OKLAHOMA CITY (KFOR) – The delta variant has left us in yet another surge of COVID-19 cases, and in Oklahoma City, city council members are looking to the health department on where to turn next.
“How can we be helpful here?” asked Ward 2 Oklahoma City Councilman James Cooper.
That was the biggest question left looming over Tuesday’s Oklahoma City Council meeting.
Council members – along with Blaine Bolding with the Oklahoma City-County Health Department – are looking at where we’ve been and what’s next.
“As you can see, we started rolling out the vaccines, that sharply dropped the cases,” Bolding said.
According to the latest state epidemiology report, a little more than 65% of Oklahoma County’s residents have had at least one dose of the vaccine.

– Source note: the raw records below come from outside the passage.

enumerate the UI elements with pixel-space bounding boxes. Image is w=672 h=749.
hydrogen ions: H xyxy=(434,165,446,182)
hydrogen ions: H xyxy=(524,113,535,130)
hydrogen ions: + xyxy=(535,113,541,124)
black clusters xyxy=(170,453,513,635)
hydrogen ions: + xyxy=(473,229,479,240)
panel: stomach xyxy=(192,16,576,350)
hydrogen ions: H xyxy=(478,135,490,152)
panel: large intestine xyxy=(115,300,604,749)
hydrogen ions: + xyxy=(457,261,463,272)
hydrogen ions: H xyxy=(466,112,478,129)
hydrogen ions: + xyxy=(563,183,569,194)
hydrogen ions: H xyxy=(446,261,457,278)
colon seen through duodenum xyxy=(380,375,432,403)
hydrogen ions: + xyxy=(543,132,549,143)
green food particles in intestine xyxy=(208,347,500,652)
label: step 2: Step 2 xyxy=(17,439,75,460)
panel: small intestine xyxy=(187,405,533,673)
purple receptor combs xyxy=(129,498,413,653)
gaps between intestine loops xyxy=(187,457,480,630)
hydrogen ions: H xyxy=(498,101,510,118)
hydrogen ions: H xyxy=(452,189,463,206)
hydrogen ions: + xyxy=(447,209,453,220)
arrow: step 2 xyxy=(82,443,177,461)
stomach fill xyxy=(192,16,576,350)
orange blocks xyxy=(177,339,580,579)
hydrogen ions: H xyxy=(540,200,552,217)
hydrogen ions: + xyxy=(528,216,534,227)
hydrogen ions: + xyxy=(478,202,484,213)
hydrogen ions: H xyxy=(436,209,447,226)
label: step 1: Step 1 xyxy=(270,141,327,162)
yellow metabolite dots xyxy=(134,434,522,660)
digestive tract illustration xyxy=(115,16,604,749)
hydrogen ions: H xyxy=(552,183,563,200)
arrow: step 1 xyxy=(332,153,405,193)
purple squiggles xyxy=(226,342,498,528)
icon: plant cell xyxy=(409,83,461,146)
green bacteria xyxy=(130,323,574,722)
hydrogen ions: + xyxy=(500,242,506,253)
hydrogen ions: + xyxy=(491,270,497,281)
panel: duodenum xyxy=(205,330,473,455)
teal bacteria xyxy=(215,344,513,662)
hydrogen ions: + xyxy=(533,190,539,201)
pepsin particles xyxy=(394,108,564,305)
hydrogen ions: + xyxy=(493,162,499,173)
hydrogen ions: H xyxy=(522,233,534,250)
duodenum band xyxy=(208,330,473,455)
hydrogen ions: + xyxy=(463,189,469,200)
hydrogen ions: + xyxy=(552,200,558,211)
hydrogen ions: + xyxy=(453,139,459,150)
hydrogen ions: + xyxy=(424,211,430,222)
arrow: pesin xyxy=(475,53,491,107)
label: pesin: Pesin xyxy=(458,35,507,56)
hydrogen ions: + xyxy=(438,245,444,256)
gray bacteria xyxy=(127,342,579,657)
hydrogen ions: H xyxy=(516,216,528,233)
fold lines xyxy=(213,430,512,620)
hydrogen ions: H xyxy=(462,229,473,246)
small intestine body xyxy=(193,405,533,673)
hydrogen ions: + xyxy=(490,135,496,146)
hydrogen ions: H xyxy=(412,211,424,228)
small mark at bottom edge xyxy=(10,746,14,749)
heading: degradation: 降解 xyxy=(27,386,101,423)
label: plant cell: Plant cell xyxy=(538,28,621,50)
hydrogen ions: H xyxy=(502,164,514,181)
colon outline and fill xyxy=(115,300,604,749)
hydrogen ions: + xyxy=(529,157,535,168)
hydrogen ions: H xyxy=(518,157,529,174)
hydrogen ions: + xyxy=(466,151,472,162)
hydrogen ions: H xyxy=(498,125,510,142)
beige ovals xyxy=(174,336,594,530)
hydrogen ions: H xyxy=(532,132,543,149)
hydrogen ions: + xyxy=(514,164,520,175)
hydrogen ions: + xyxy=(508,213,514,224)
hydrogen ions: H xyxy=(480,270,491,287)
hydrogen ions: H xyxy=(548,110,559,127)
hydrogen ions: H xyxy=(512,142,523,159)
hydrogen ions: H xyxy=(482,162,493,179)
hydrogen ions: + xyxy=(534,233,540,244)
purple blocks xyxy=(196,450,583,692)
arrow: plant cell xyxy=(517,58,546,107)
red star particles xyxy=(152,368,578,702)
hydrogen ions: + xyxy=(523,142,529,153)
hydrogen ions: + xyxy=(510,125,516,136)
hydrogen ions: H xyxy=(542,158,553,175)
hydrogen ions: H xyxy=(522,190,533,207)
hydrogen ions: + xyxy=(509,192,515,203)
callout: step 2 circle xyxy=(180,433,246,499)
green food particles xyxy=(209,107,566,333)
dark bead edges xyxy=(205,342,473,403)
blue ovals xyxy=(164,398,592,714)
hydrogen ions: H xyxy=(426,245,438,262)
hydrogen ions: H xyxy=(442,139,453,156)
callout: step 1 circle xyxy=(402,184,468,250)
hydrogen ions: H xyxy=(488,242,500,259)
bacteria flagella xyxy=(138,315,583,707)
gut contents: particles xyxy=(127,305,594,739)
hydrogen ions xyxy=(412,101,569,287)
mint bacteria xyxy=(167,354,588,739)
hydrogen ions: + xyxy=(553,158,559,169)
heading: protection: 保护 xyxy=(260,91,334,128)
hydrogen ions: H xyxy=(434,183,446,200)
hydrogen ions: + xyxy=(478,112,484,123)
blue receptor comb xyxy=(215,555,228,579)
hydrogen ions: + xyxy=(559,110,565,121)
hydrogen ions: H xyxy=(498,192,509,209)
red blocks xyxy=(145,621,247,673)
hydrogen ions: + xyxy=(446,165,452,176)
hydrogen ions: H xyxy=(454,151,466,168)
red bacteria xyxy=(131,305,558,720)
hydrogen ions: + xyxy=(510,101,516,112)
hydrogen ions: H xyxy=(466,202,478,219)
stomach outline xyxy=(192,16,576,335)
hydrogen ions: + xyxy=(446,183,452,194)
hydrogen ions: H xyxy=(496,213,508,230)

“In Oklahoma County, less than half, 46% of eligible residents 12 and up are considered fully vaccinated and more importantly, 82% of our 65 and up are fully vaccinated,” said Bolding.
The younger group is where they say this surge is happening and with the start of school just around the corner – for some – worry is setting in.
“Twelve and under children – I just can’t stress that enough – children, right, who are not eligible for this vaccine right now – they are about to return to classrooms,” said Cooper.
“We are really trying to promote everyone else to get vaccinated to help protect those children,” Bolding said.
OCCHD officials have been following the surge and its path as they prepare for the coming days.
“We saw this delta variant essentially coming down the I-44 corridor from Missouri and Arkansas through Tulsa to here and Tulsa for the last three weeks has been triple the hospitalizations we’ve been consistently for three weeks,” said Bolding. “The vaccine, right now, is our biggest friend.”
OCCHD says it’s been working on outreach programs – getting the vaccine to those who don’t have access to transportation.
Bolding says it looks like children ages 5-11 could become eligible for the Pfizer vaccine in late September or early October.